The experience of World War II showed that one of the most vulnerable sides of the frontline aviation are airfields. Even if combat-ready aircraft are preserved in shelters, their use from a destroyed runway becomes impossible. The way to solve the problem was obvious, but the insufficient level of technological development did not allow creating an aircraft that did not need a long runway - the first jet engines, due to their low thrust ratio (the ratio of the mass of the aircraft to the engine thrust), had an acceleration of more than a kilometer. But technology did not stand still
In 1957, Ryan's American X-13 Vertijet made its first flight. This unusual car flew up vertically in every sense. Since the direction of engine thrust had to be changed after taking off the ground in order to start acceleration in the horizontal plane, and in 1950's there was no talk about creating a rotary nozzle, the designers decided to start right from the vertical position. The tiny plane was hanging, catching a nose hook on the projection on a special mast, and when the device started to rise, the system uncoupled.
The accuracy of the approach to the starting mast necessary for a successful X-13 landing was of the order of 20 cm, which not every pilot could do.
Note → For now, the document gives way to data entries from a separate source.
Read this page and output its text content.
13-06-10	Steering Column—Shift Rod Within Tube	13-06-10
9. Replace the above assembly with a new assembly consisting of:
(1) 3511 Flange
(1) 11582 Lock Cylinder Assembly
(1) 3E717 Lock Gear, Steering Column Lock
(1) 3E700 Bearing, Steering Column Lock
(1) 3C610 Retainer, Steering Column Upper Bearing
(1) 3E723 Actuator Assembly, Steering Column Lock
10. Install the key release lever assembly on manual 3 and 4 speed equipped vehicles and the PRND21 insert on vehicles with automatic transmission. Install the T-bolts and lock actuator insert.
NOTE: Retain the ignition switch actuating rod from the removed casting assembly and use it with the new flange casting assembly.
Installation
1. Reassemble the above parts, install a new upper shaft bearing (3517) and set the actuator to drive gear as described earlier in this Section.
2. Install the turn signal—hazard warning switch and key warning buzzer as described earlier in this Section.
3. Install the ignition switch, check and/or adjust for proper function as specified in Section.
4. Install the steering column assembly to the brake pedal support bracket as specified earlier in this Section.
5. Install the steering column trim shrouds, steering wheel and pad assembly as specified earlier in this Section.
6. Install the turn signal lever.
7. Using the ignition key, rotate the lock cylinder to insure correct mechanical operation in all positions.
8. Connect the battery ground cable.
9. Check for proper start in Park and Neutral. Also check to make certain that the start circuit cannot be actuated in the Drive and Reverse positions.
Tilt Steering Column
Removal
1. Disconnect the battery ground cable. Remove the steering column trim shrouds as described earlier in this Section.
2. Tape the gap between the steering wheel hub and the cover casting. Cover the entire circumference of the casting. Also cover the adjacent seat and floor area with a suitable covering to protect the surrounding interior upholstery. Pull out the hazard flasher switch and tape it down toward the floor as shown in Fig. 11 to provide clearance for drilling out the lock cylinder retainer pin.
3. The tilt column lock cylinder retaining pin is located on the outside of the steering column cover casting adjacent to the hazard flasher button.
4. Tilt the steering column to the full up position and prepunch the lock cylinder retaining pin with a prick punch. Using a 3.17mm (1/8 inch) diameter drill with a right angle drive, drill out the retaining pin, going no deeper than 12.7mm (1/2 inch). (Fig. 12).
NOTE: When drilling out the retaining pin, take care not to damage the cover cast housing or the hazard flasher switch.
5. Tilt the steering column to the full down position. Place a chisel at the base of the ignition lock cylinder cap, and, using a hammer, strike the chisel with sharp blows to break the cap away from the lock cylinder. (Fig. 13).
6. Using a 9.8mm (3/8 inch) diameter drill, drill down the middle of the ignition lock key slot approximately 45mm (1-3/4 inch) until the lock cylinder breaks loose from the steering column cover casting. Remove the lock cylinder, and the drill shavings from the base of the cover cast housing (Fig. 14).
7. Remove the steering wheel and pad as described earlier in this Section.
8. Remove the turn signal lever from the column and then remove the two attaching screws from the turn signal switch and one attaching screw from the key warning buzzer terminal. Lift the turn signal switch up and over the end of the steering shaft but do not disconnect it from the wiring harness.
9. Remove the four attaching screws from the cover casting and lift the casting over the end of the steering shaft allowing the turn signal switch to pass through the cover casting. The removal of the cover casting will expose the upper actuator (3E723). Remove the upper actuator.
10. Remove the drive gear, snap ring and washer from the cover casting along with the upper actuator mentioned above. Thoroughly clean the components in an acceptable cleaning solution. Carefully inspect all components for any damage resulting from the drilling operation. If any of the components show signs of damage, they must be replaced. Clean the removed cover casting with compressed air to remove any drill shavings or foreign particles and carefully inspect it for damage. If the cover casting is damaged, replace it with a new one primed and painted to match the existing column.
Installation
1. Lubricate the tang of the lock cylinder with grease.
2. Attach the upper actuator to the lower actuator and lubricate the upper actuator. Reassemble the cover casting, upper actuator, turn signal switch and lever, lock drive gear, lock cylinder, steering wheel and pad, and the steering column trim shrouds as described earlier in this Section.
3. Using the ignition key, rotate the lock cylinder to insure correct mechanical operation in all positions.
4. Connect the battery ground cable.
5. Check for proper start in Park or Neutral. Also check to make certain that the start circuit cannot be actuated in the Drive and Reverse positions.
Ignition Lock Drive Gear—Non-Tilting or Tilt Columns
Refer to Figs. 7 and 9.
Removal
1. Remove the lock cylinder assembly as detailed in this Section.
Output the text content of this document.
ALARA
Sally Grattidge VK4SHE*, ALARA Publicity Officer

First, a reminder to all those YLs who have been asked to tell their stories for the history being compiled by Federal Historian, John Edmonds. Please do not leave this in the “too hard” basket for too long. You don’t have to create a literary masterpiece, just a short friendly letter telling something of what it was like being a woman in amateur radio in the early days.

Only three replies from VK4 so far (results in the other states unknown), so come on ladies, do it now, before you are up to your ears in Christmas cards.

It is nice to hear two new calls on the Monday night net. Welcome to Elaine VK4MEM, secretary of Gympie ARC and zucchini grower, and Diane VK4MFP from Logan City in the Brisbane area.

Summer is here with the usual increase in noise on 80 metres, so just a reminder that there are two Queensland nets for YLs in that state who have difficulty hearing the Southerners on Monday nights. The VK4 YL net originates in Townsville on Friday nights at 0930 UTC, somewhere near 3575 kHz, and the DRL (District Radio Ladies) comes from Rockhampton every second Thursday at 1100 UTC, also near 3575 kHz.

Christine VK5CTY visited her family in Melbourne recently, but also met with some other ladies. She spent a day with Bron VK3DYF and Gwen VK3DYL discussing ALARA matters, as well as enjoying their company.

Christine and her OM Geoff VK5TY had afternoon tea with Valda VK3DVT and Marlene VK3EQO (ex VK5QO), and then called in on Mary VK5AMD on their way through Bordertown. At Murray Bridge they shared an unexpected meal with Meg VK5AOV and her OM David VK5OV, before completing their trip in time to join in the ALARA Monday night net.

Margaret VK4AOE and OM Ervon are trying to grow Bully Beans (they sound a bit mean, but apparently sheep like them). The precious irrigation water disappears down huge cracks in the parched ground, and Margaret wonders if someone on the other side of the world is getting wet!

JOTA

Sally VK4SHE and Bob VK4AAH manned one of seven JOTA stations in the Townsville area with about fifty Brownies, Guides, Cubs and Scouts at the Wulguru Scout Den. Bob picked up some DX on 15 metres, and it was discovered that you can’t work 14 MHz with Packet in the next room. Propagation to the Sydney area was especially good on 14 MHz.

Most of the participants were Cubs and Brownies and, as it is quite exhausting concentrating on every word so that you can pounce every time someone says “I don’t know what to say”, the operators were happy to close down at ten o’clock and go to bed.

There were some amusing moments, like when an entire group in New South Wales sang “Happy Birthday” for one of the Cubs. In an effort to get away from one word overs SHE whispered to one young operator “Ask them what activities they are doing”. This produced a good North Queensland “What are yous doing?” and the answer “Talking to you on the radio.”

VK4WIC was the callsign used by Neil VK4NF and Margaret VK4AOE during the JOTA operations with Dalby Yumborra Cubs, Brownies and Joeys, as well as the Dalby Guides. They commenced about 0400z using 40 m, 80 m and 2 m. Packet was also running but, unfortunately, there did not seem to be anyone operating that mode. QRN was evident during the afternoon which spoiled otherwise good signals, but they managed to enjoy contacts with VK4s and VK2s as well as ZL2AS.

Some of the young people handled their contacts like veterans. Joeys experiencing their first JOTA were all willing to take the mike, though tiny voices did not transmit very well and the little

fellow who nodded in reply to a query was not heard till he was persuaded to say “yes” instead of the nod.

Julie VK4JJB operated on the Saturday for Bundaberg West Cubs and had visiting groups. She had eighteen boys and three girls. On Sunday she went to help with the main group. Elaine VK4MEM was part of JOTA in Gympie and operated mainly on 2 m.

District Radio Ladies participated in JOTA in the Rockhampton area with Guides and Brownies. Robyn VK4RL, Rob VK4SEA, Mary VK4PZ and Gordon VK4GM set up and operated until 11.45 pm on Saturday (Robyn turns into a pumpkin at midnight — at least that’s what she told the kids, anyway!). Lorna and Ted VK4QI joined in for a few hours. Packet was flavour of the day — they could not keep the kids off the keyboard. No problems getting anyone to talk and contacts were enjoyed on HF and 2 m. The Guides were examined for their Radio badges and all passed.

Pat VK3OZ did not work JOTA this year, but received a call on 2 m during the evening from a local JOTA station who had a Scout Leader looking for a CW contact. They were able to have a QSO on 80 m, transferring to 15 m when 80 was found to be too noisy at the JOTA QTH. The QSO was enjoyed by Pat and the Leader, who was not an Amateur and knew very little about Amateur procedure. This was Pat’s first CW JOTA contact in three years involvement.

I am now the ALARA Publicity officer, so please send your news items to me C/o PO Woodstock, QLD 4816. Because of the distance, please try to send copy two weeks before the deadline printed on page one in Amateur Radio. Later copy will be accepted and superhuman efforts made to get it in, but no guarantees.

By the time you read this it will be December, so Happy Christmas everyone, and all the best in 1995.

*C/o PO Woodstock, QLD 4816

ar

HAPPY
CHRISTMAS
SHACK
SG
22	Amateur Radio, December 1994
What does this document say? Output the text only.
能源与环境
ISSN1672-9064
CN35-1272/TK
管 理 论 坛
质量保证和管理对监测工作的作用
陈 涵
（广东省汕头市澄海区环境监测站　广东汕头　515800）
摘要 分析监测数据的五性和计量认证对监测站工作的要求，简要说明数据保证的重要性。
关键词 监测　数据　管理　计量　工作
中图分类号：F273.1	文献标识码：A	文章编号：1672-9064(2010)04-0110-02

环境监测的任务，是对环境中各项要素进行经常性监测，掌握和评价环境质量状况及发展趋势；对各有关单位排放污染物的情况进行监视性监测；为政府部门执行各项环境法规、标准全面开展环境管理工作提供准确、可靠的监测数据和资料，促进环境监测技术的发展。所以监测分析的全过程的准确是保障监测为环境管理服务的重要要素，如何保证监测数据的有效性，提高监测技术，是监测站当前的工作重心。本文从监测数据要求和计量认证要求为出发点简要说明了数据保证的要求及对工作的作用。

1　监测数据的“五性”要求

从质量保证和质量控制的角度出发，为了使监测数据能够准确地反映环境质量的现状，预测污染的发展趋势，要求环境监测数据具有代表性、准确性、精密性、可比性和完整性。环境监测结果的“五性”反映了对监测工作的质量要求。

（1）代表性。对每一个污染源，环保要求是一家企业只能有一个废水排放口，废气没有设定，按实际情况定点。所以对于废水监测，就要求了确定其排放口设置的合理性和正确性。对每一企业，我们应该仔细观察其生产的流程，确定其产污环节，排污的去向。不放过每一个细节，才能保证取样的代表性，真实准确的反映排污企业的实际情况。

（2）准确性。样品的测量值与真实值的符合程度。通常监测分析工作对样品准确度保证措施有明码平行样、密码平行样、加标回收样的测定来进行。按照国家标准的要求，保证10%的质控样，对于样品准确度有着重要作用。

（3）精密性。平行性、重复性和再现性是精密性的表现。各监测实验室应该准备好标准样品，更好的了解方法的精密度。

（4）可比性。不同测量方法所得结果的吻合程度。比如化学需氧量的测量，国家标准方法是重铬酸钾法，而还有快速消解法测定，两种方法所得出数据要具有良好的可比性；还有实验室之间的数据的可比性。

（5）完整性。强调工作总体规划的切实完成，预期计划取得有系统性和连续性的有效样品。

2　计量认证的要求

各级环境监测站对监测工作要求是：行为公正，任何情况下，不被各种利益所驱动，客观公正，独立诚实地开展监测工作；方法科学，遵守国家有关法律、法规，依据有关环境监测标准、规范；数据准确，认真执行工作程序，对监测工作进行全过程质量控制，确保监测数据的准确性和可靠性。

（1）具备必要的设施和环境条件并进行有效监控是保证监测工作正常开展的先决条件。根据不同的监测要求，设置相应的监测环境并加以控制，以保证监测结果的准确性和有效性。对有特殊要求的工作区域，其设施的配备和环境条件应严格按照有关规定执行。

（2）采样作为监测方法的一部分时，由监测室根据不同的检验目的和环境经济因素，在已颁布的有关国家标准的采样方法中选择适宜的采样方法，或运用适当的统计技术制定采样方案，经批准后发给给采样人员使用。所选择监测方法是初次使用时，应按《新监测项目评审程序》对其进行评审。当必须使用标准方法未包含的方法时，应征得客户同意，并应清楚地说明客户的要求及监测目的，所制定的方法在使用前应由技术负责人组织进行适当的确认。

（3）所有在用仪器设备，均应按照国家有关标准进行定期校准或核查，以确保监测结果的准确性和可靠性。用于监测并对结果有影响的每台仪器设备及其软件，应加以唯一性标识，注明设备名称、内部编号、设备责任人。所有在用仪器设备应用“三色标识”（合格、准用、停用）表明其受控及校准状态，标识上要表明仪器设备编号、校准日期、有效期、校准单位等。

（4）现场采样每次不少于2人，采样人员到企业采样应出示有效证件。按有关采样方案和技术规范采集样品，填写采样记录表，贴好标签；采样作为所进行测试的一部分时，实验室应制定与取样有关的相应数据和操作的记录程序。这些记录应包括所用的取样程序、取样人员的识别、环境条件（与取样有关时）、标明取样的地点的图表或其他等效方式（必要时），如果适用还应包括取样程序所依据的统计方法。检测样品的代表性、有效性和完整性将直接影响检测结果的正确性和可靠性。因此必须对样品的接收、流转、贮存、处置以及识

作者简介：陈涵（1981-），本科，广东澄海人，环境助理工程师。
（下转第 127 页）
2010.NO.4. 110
When landing, the pilot had to navigate by special marks on the starting mast, and rely on commands from the ground.
The main features of the Harrier design are in its power plant and aircraft control system. The Pegasus engine (Pegasus) has four jet nozzles arranged in pairs on the sides of the aircraft and capable of simultaneously turning to 89,5 ° using a special chain transmission. Thus, with a vertical take-off, lifting force is applied at four points, which gives the aircraft additional stability. The front two nozzles are connected to a low pressure turbocharger, and the rear ones are connected to the engine's combustion chamber. Due to the fact that the engine on the plane is only one, the distribution of thrust to the four nozzles is greatly facilitated, since there is no need for precise coordination of the work of several engines. By changing the position of the nozzles along its axis, the aircraft can produce vertical take-off and landing, horizontal flight, and even fly “tail forward”.
In the Soviet Union, many OKBs dealt with the subject of vertical take-off. But only the Yakovlev Design Bureau could design a serial VTOL. Due to the lack of a suitable PMD in the USSR, the Yak-38 was equipped with three engines at once, two of which were installed vertically behind the pilot’s cabin and turned on only during takeoff and landing, and the third — equipped with swiveling nozzles — was lifted and sustained. On the one hand, such a scheme removed the need to create a new PMD, but on the other hand, two lifting engines turned off during cruising mode became useless ballast and catastrophically “ate up” the characteristics of the aircraft.
Despite the widespread use of US Navy Harrier aircraft, the development of VTOL aircraft in this country did not stop. According to some reports, in the mid-1990s between the OKB im. A.S. Yakovlev and Lockheed Martin signed an agreement on joint work under the JAST program to create a promising fighter for the US Air Force (later renamed JSF). In accordance with this agreement, the OKB im. A.S. Yakovleva presented to the American side information and research results on VTOL aircraft, as well as draft designs of the future Yak-201 fighter. This data was used to create the JSF F-35 Lightning II, the most modern development in this direction. Today this aircraft is in flight tests. The new multifunctional fighter will have to replace a number of combat aircraft, including the obsolete Harrier, despite the continuous and effective modernization. The F-35's power plant uses the F-119-PW100 turbofan engine, which was developed by Pratt & Whitney specifically for the F-35. A distinctive feature of the new VTOL aircraft is the use of an external fan installed vertically in the fuselage. The torque is transmitted to the counter-rotating impellers from the turbine through the shaft.